Some other things I have learned over the years that may be insightful
• Don’t expect volume discounts will be better. Vendors know that the big boys can afford to pay! I have negotiated far better pricing at smaller companies than I have found bigger organisations have paid for far bigger orders. Volume does help of course but remind your vendor that you’re not a major bank (unless you are!) and you simply cannot afford to pay what they pay
• Don’t ever forget people buy from people they like, and people also do better deals for people that they like. Do think win-win where you can. How can you help your vendor be successful, obviously not to the detriment of your organisation though. As mentioned above, if there are concessions that you can make that has no adverse impact to you, then if you are getting a good deal, I’d encourage you to drive to a win-win outcome. Can you pay up front? Can you buy this quarter? Can you be a reference site, speak at their next conference or internal meeting. Typically, all of these things have a value
• Don’t ever forget this one! Can you sell something your company provides to their company? Can you introduce your account manager to their buyer on their side? If not, why not?

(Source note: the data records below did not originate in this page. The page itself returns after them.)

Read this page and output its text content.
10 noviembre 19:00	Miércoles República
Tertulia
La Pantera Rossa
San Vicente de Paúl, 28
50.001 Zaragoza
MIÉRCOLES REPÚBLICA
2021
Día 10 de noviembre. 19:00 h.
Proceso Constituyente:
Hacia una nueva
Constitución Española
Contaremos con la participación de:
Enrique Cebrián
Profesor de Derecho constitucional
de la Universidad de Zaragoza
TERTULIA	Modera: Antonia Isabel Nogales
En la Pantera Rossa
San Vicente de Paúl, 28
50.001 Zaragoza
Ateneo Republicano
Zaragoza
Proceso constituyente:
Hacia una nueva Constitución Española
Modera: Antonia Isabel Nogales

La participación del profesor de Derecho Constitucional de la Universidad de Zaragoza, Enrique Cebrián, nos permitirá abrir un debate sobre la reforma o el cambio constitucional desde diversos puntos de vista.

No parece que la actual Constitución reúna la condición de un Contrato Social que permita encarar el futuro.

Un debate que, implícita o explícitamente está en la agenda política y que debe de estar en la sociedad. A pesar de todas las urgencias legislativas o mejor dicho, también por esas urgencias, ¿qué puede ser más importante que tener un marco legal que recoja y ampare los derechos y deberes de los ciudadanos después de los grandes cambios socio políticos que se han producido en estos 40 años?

• Be honest, play by the rules and always maintain integrity. If you lay out a process to the suppliers, then stick to it. For instance, if you said that they get one shot at the deal and the best price wins, then you should honour that. Don’t then go back and ask for second round pricing from vendor #2 as it weakens your credibility. Personally, I wouldn’t recommend a “one-shot” approach for any material spend though. In my experience there is always more to give!
• Be respectful. It took me a lot of years to recognise that whilst this was always a game for me, you really are affecting the sales person’s livelihood and often their take home pay. It is different on the other side of the table.